先日、とある定例の70年代フォークの集まりで、
初対面の歌唄いとセッションをする機会を得た。
しゃべりといいアコギ(この日はYAMAHA CPX-15)の腕前といい、
実に場馴れしてかつテクニシャンの人であった。
なによりその声量が素晴らしかった。
よほど日頃の練習をしっかりやっているのだろうと思われた。
彼とて普通のサラリーマン(有名企業の関連会社の営業係長職)であり、
そうそう趣味の弾き語りに時間が割けるわけでもなかろうが、
あの声量で唄い続けてもいっこうに枯れない声帯は、まちがいなく訓練のたまものだろう。
オレもどちらかといえば声量がある方だと密かに自信があったが、
いつしか、恒例の「カラオケ二時間声だし練習」を怠っていたせいか、
彼と二曲だけセッションしたのみで、そのあとの一曲で〝急性声変わり症候群〟に見舞われてしまった。
単なる井戸のカワズであったわけだ。
やはり、自宅でちょこちょこと唄っているくらいでは声帯は鍛えられない。
以前には、ライブの前には必ず小一時間はカラオケルームで声だししたものだが、
どういうわけかそれが本番でさして効果がないケースがあった。
オレの場合、
カラオケで一時間ほど、かなり力の入った、高音部中心の歌を唄うと、
いったん声帯が枯れた状態になる。
しかし、さらに延長一時間も歌うことで今度は、こなれたノドちんこというか声帯そのものが、
開き切るのか、楽に声が出せるようになる。
つまりは、声帯のアイドリングに相当するわけで、
そのあと、本番に向かえば、声枯れすることなくオリジナルKeyで高音が出せた。
ところが、
ライブの開始時間によっては、昼前じゃないと開店しないカラオケには行けないことが多くなった。
そうすると、会場への移動時間も計算して、せいぜい家でチューニングを確認し、
軽く指慣らしのスケール練習をする程度で、ぶっつけ本番というケースが増えてしまった。
年間30回前後のライブでは、少ないステージで3曲、多いステージだと10曲くらいの弾き語りとなる。

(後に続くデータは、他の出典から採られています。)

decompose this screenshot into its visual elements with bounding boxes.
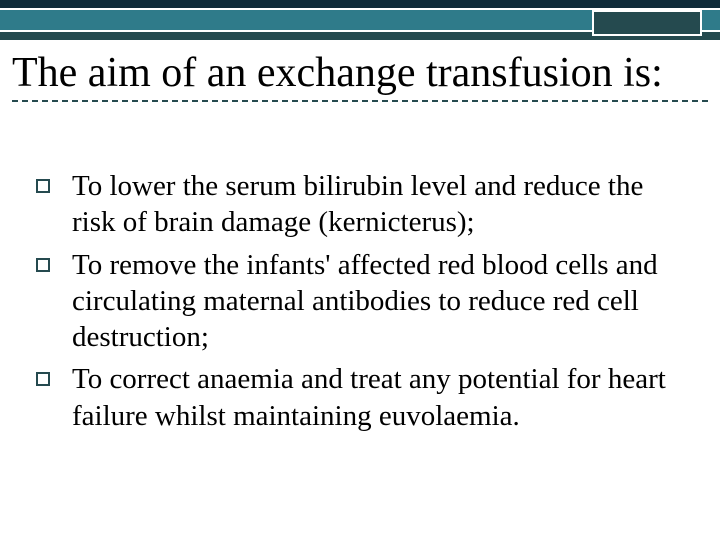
content-region: To lower the serum bilirubin level and r… xyxy=(32,168,692,440)
bullet-list: To lower the serum bilirubin level and r… xyxy=(32,168,692,434)
header-decoration xyxy=(0,0,720,40)
header-band-top xyxy=(0,0,720,8)
slide: The aim of an exchange transfusion is: T… xyxy=(0,0,720,540)
list-item: To remove the infants' affected red bloo… xyxy=(32,247,692,356)
list-item: To lower the serum bilirubin level and r… xyxy=(32,168,692,241)
square-bullet-icon xyxy=(36,372,50,386)
slide-title: The aim of an exchange transfusion is: xyxy=(12,50,708,96)
title-underline xyxy=(12,100,708,102)
title-region: The aim of an exchange transfusion is: xyxy=(12,50,708,102)
bullet-text: To lower the serum bilirubin level and r… xyxy=(72,168,692,241)
header-accent-box xyxy=(592,10,702,36)
square-bullet-icon xyxy=(36,258,50,272)
bullet-text: To remove the infants' affected red bloo… xyxy=(72,247,692,356)
square-bullet-icon xyxy=(36,179,50,193)
list-item: To correct anaemia and treat any potenti… xyxy=(32,361,692,434)
bullet-text: To correct anaemia and treat any potenti… xyxy=(72,361,692,434)
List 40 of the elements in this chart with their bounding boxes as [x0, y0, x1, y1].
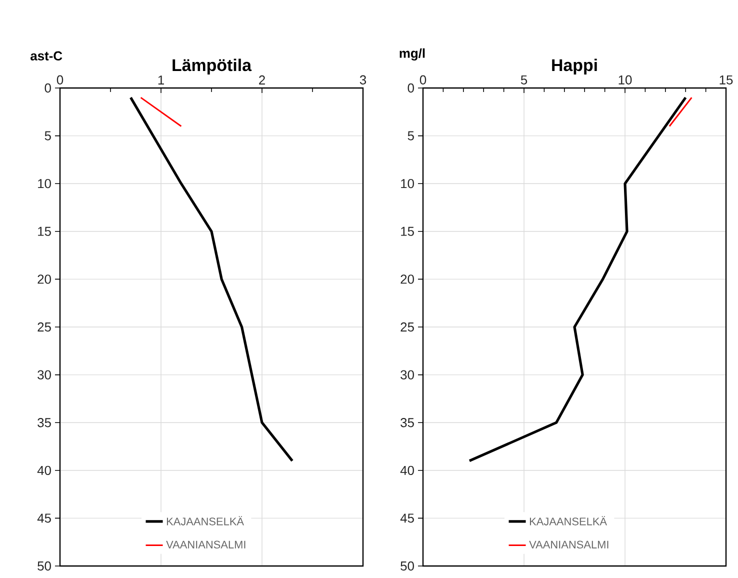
y-tick-label: 50 [400, 561, 414, 571]
y-tick-label: 20 [38, 274, 51, 284]
y-tick-label: 45 [37, 514, 51, 523]
line-series [468, 96, 687, 462]
y-tick-label: 5 [44, 131, 51, 140]
x-tick-label: 3 [360, 75, 366, 84]
chart-title: Happi [552, 58, 597, 75]
y-tick-label: 35 [38, 418, 51, 428]
y-tick-label: 30 [400, 370, 414, 380]
x-tick-label: 15 [720, 75, 733, 84]
y-tick-label: 40 [400, 466, 414, 475]
x-axis-title: ast-C [30, 51, 62, 60]
y-tick-label: 40 [37, 466, 51, 475]
x-axis-title: mg/l [400, 48, 425, 60]
y-tick-label: 5 [408, 131, 414, 140]
y-tick-label: 25 [400, 322, 414, 332]
y-tick-label: 30 [38, 370, 51, 380]
line-series [129, 96, 294, 462]
x-tick-label: 10 [618, 75, 632, 84]
x-tick-label: 2 [259, 75, 265, 84]
y-tick-label: 10 [401, 179, 414, 188]
legend-label: VAANIANSALMI [166, 540, 246, 548]
legend-label: KAJAANSELKÄ [166, 516, 244, 526]
y-tick-label: 35 [400, 418, 414, 428]
legend-label: KAJAANSELKÄ [530, 516, 607, 526]
chart-title: Lämpötila [172, 58, 252, 75]
legend-label: VAANIANSALMI [529, 540, 608, 548]
y-tick-label: 50 [38, 561, 51, 571]
x-tick-label: 5 [520, 75, 528, 84]
y-tick-label: 0 [408, 83, 414, 93]
y-tick-label: 10 [38, 179, 51, 188]
y-tick-label: 45 [400, 514, 414, 523]
x-tick-label: 0 [56, 75, 64, 84]
y-tick-label: 0 [44, 83, 51, 93]
y-tick-label: 15 [38, 226, 51, 236]
y-tick-label: 20 [400, 274, 414, 284]
x-tick-label: 0 [420, 75, 426, 84]
y-tick-label: 15 [401, 226, 414, 236]
y-tick-label: 25 [38, 322, 51, 332]
x-tick-label: 1 [158, 76, 164, 84]
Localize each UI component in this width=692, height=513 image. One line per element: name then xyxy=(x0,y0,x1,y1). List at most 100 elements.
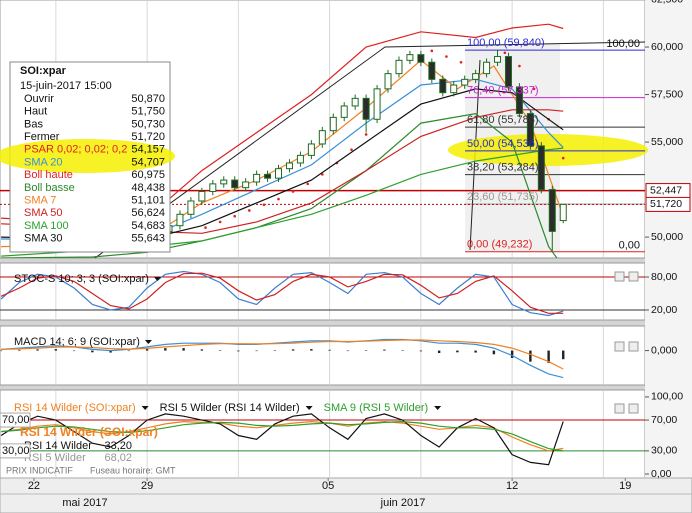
histogram-bar xyxy=(401,350,404,351)
candle-body xyxy=(242,181,250,189)
histogram-bar xyxy=(145,349,149,351)
candle-body xyxy=(537,145,545,191)
psar-dot xyxy=(518,64,521,68)
indicator-line xyxy=(0,413,564,466)
candle-body xyxy=(395,59,403,75)
panel-button[interactable] xyxy=(614,271,625,282)
y-tick-label: 80,00 xyxy=(651,271,677,283)
time-axis xyxy=(0,477,692,513)
candle-body xyxy=(220,179,228,185)
panel-button[interactable] xyxy=(614,341,625,352)
panel-close[interactable] xyxy=(628,271,639,282)
info-name: Ouvrir xyxy=(24,93,54,105)
y-tick-label: 30,00 xyxy=(651,445,677,457)
psar-dot xyxy=(277,197,280,201)
x-tick-label: 19 xyxy=(619,480,631,492)
histogram-bar xyxy=(273,350,277,351)
fib-label: 0,00 (49,232) xyxy=(467,239,532,251)
histogram-bar xyxy=(18,349,21,351)
candle-body xyxy=(384,73,392,90)
legend-name: Boll haute xyxy=(24,169,73,181)
info-value: 50,730 xyxy=(131,118,165,130)
candle-body xyxy=(461,78,469,86)
panel-buttons xyxy=(614,271,639,414)
info-date: 15-juin-2017 15:00 xyxy=(20,80,112,92)
histogram-bar xyxy=(364,350,368,351)
psar-dot xyxy=(204,226,207,229)
indicator-line xyxy=(1,420,564,452)
info-name: Haut xyxy=(24,106,47,118)
psar-dot xyxy=(306,182,310,186)
dropdown-arrow[interactable] xyxy=(144,340,152,344)
candle-body xyxy=(231,179,239,189)
histogram-bar xyxy=(182,348,185,351)
dropdown-arrow[interactable] xyxy=(153,277,161,281)
legend-value: 51,101 xyxy=(131,195,165,207)
y-tick-label: 0,00 xyxy=(651,468,672,480)
x-tick-label: 05 xyxy=(322,480,334,492)
legend-entry[interactable]: RSI 5 Wilder (RSI 14 Wilder) xyxy=(160,402,300,414)
legend-entry[interactable]: SMA 9 (RSI 5 Wilder) xyxy=(324,402,429,414)
fib-label: 23,60 (51,735) xyxy=(467,191,539,203)
panel-close[interactable] xyxy=(628,403,639,414)
legend-value: 56,624 xyxy=(131,207,165,219)
candle-body xyxy=(296,154,304,164)
dropdown-arrow[interactable] xyxy=(434,406,442,410)
legend-entry[interactable]: RSI 14 Wilder (SOI:xpar) xyxy=(14,402,136,414)
legend-name: SMA 100 xyxy=(24,220,69,232)
level-tag xyxy=(0,412,31,428)
psar-dot xyxy=(364,133,368,136)
histogram-bar xyxy=(109,350,112,353)
level-tag xyxy=(0,443,31,459)
panel-title[interactable]: STOC-S 10; 3; 3 (SOI:xpar) xyxy=(14,273,149,285)
y-tick-label: 50,000 xyxy=(651,231,683,243)
histogram-bar xyxy=(346,350,350,352)
psar-dot xyxy=(218,220,222,224)
psar-dot xyxy=(532,87,536,91)
legend-value: 54,157 xyxy=(131,144,165,156)
candle-body xyxy=(318,130,326,145)
legend-value: 54,683 xyxy=(131,220,165,232)
x-tick-label: 12 xyxy=(506,480,518,492)
psar-dot xyxy=(445,55,448,58)
legend-value: 48,438 xyxy=(131,182,165,194)
candle-body xyxy=(494,56,502,63)
footer-timezone: Fuseau horaire: GMT xyxy=(90,465,176,475)
candle-body xyxy=(275,168,283,179)
candle-body xyxy=(472,73,480,80)
readout-value: 68,02 xyxy=(104,452,132,464)
psar-dot xyxy=(561,156,565,160)
psar-dot xyxy=(233,214,237,218)
y-tick-label: 62,500 xyxy=(651,0,683,5)
candle-body xyxy=(253,173,261,183)
info-value: 51,720 xyxy=(131,131,165,143)
psar-dot xyxy=(262,203,266,207)
candle-body xyxy=(329,116,337,132)
level-tag-label: 30,00 xyxy=(2,445,30,457)
candle-body xyxy=(515,86,523,115)
psar-dot xyxy=(321,173,324,176)
month-label: juin 2017 xyxy=(380,497,426,509)
histogram-bar xyxy=(547,350,550,363)
fib-label: 76,40 (57,337) xyxy=(467,85,539,97)
candle-body xyxy=(198,190,206,202)
candle-body xyxy=(176,213,184,227)
histogram-bar xyxy=(218,350,222,351)
level-tag-label: 70,00 xyxy=(2,414,30,426)
y-tick-label: 70,00 xyxy=(651,414,677,426)
histogram-bar xyxy=(0,350,3,352)
panel-close[interactable] xyxy=(628,341,639,352)
y-tick-label: 60,000 xyxy=(651,41,683,53)
psar-dot xyxy=(291,190,295,193)
legend-value: 54,707 xyxy=(131,156,165,168)
dropdown-arrow[interactable] xyxy=(305,406,313,410)
panel-button[interactable] xyxy=(614,403,625,414)
fib-end-label: 100,00 xyxy=(606,38,640,50)
legend-name: Boll basse xyxy=(24,182,75,194)
y-tick-label: 57,500 xyxy=(651,88,683,100)
histogram-bar xyxy=(54,349,58,351)
panel-title[interactable]: MACD 14; 6; 9 (SOI:xpar) xyxy=(14,336,140,348)
dropdown-arrow[interactable] xyxy=(141,406,149,410)
candle-body xyxy=(483,61,491,75)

想像だけど、プロの歌手が、コンサートに出演する場合には、
何時間も前に楽屋入りして、かなり入念に声だしなどのウォームアップするのだろう。
オレのように、日ごろの鍛錬が不十分だと、本番前の声だしが逆効果で、
かえって本場で声がでなくなるということも想定される。
本番が2~3曲なら、かえって事前の声だしなどしないほうが、トラブルなしで突破できるかもしれない。
ところが、それ以上の曲数となると、それなりのスタミナも必要だし、
なにより十分な声量と高音質で唄いきることなくしては、自己満足も充足されはしない。
なーにお、素人の禿げ親ぢがエラそうなことをと鋭く突っ込まれるのを承知で言えば、
少なくても人前で自分の歌を聴かせようとするのなら、それなりの練習は「必」なのだ。
さて、話は変わるが、ギター譜、つまり弾き語り用の楽譜のことだ。
最近また、新たに古書・古本の類のギター譜を入手、あるいはNetオークションにて入札中だ。

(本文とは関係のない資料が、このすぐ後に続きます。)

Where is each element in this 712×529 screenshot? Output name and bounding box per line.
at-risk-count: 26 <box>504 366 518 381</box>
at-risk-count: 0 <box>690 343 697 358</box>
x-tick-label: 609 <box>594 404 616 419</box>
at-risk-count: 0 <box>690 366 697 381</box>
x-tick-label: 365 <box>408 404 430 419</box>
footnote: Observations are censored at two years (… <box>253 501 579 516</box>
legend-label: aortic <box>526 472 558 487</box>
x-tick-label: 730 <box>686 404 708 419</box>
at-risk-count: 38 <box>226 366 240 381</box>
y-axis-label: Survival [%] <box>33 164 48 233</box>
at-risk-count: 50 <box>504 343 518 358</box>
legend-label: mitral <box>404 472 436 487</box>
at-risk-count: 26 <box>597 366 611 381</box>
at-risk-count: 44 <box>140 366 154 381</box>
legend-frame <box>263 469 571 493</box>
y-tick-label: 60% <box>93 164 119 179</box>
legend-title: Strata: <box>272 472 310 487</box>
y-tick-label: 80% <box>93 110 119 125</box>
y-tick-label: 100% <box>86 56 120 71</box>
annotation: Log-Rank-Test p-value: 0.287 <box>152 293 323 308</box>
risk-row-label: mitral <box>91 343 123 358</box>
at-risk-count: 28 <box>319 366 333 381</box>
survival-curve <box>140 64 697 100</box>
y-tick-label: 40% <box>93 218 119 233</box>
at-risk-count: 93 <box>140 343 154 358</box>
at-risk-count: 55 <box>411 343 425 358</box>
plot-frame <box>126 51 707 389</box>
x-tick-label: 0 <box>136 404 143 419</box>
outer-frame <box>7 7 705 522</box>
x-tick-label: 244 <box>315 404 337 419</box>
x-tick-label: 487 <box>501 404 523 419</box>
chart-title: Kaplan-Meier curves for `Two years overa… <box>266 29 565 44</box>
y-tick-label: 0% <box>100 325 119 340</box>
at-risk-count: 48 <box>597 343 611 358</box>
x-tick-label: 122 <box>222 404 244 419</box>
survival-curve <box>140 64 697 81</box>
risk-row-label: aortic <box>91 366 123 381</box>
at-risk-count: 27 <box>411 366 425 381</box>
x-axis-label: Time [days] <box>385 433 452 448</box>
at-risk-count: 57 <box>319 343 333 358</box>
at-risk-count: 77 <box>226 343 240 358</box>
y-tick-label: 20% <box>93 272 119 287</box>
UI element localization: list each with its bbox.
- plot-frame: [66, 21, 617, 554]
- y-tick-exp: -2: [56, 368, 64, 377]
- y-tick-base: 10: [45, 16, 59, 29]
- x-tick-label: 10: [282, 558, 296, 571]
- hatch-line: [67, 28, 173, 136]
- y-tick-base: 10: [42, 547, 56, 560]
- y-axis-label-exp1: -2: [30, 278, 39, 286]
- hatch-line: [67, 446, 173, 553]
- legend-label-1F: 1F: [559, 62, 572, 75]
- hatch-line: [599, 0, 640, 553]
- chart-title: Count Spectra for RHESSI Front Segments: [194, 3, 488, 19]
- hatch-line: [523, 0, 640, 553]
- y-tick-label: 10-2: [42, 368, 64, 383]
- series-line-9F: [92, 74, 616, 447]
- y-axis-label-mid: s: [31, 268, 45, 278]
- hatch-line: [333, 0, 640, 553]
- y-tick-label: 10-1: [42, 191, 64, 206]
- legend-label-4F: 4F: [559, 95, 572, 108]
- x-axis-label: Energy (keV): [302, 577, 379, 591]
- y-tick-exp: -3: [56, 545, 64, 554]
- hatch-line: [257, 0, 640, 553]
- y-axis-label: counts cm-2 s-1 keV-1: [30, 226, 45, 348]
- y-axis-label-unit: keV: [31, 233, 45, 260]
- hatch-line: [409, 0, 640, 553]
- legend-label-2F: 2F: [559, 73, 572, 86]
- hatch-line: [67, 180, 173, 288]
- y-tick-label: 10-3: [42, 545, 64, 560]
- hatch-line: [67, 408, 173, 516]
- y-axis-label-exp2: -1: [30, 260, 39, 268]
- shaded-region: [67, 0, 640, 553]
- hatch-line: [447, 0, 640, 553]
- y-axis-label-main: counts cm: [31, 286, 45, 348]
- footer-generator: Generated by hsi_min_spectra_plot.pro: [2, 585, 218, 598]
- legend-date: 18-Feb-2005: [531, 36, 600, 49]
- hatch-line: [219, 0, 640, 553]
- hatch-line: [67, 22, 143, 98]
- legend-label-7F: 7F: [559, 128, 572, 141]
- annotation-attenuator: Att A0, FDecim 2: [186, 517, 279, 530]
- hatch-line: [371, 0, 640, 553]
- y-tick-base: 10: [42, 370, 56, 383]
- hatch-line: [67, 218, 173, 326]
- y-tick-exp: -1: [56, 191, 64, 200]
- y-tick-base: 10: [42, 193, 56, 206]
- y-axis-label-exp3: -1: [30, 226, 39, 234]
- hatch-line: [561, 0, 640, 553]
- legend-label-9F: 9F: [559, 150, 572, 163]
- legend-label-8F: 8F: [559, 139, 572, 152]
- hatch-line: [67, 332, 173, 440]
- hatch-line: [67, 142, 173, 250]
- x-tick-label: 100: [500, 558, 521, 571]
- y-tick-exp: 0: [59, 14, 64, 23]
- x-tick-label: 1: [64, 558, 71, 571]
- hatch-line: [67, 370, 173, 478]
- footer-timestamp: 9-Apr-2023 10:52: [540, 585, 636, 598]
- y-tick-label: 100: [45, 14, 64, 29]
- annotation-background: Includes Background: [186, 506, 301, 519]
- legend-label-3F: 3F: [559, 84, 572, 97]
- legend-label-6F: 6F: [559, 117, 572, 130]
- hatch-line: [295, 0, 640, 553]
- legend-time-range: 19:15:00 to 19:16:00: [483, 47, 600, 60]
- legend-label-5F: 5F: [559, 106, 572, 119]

元・かぐや姫の「南こうせつ」 のギター譜(協楽社刊)はすでに手もとに届いてから、二曲ほど練習を始めて、
来週のC市の定期ライブでネタ曲として弾き語りする予定。
ベスト40曲を収録した「アリス」 (ドレミ楽譜出版刊)のギター譜も練習を開始したが、
有名曲よりは(あくまで自分の知る範囲で)あまり知られていない、いわば〝B面〟曲を中心に、
練習していこうと決めている。
「山崎ハコ」 の弾き語りギター譜(協楽社刊)は、ある方が押し入れに仕舞っていたものをNetオークションにかけられたものを、
偶然見つけて破格の入札額で譲っていただいたもの。
あの「超個性的」な山崎ハコの世界を、コピーなどとおこがましいことを考えず、
その詩とメロディを自分の声と唄い方でなぞってみたい。
定番だが「さだまさし」 のギター譜(ドレミ楽譜出版刊)も落札できたら、改めて取り組んでみたい。
実は、「さだまさし」 モノはすでに三冊の楽譜を持っているが、
ベスト曲版だけに、どうにもあの〝長編小説的〟楽曲は途中で息切れがしてしまい、とてもライブ向きではなく、
いつも中途半端なままにほっぽらかしている。
ソロになってからの「さだまさし」のEP〔道化師のソネット〕までのこの全曲集から、
できれば、「短編・中編」くらいのライブ向きの曲を見つけてモノにしたい。
さらにもうひとつが「イルカ」 のギター譜(協楽社刊)だ。
正直なところ、昔から「イルカ」は苦手だった。
小柄でTARAKO声で幼な顔のくせして妙に姉さんぶったような性格や、
(名曲cover以外に)そうたいしたヒット曲もない(あくまでオレの主観)くせに
70年代フォークの大御所の一員ぶるのが鼻について仕方なかった。
そういう「〜くせに」の難癖をいくつもつけながら「イルカ」を白眼視していた。
これまたオレによくある先入観というもので、
ここはひとつ、「イルカの世界」にも竿を差すべきではないか、と思い直したワケ。
最後にもう一冊。
「小椋佳 楽譜全集」 (ドレミ楽譜出版)。
アルバム「彷徨」から「渡良瀬逍遥」までの全曲集だ。
これがまた、30年以上前に発行の古本なんだが、
単に古本というだけで、まったく使用感のない完品だった。
一度も開かれず使われずそのまま仕舞いこまれていたとおぼしき美品で、
〝70年代フォーク弾き語りスト〟の自分にとってはまたとない極上品なのだ。
〔小椋佳〕今年68歳、東京・上野生まれで東大法学部卒、元・第一勧銀のエリート行員。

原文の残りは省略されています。